Osher, The Gazette and the Invisible Institute are represented pro bono by Rachael Johnson, a Colorado-based attorney for the Reporters Committee for Freedom of the Press. The judge’s ruling, Johnson told the Colorado Freedom of Information Coalition, demonstrates that it’s far too easy under the CCJRA for law enforcement agencies to withhold records from the public.

All it takes is “a scintilla of evidence” that the records custodian conducted the required balancing test, Johnson said. “And that should not be the standard.”

“This is precisely the kind of case that we started the Local Legal Initiative to tackle,” said Katie Townsend, legal director for the Reporter’s Committee. “It’s been a long slog to full evidentiary hearings. Lots of lawyer time with a lot of investment. But the reason we took it on is that access to these records is so important.”

Townsend said the plaintiffs will discuss whether to appeal the ruling and still contend the POST database is subject to the Colorado Open Records Act, not the CCJRA, because POST doesn’t engage in activity directly related to the detection or investigation of crime.

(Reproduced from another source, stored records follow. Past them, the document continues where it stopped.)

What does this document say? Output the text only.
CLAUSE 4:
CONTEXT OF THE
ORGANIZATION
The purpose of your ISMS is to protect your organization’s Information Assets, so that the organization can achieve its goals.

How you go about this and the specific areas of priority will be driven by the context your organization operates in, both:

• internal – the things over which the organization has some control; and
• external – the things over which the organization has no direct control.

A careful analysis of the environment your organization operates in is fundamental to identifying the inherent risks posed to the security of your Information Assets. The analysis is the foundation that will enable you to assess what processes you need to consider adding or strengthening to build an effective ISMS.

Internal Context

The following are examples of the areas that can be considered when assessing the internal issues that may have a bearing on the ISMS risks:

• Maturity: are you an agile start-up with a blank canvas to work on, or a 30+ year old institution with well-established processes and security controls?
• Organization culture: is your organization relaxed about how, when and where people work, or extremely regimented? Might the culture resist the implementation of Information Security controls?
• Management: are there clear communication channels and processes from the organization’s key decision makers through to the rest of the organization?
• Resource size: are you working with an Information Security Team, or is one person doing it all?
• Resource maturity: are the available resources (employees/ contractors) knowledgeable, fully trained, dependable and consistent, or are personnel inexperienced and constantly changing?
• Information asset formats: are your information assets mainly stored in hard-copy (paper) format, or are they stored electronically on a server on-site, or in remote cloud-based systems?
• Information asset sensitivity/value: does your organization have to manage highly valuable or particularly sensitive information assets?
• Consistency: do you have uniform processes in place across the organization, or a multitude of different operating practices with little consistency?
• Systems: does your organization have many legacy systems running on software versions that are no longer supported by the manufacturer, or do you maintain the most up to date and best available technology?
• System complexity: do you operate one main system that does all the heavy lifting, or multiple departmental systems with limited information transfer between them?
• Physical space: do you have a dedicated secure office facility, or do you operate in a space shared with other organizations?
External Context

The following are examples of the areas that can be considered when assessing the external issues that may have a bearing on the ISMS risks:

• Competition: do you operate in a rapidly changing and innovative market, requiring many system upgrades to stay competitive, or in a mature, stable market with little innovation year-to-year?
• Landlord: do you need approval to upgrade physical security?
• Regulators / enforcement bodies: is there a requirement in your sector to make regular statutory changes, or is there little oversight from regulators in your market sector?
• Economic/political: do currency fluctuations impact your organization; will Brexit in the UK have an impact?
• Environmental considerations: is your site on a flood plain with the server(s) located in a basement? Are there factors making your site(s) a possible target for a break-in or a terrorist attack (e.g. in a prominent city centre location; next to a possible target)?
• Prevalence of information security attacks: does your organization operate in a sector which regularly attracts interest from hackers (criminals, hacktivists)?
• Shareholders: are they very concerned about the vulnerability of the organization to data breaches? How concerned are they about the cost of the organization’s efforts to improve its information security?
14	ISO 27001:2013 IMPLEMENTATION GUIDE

In August, Elliff ruled that POST is a criminal justice agency. If he had instead determined POST is subject to CORA, disclosure of the database would have been governed by a 2017 CORA amendment that entitles requesters to copies of public records kept in “sortable” and “searchable” formats. Government entities under that provision can withhold certain fields of confidential information but not an entire database.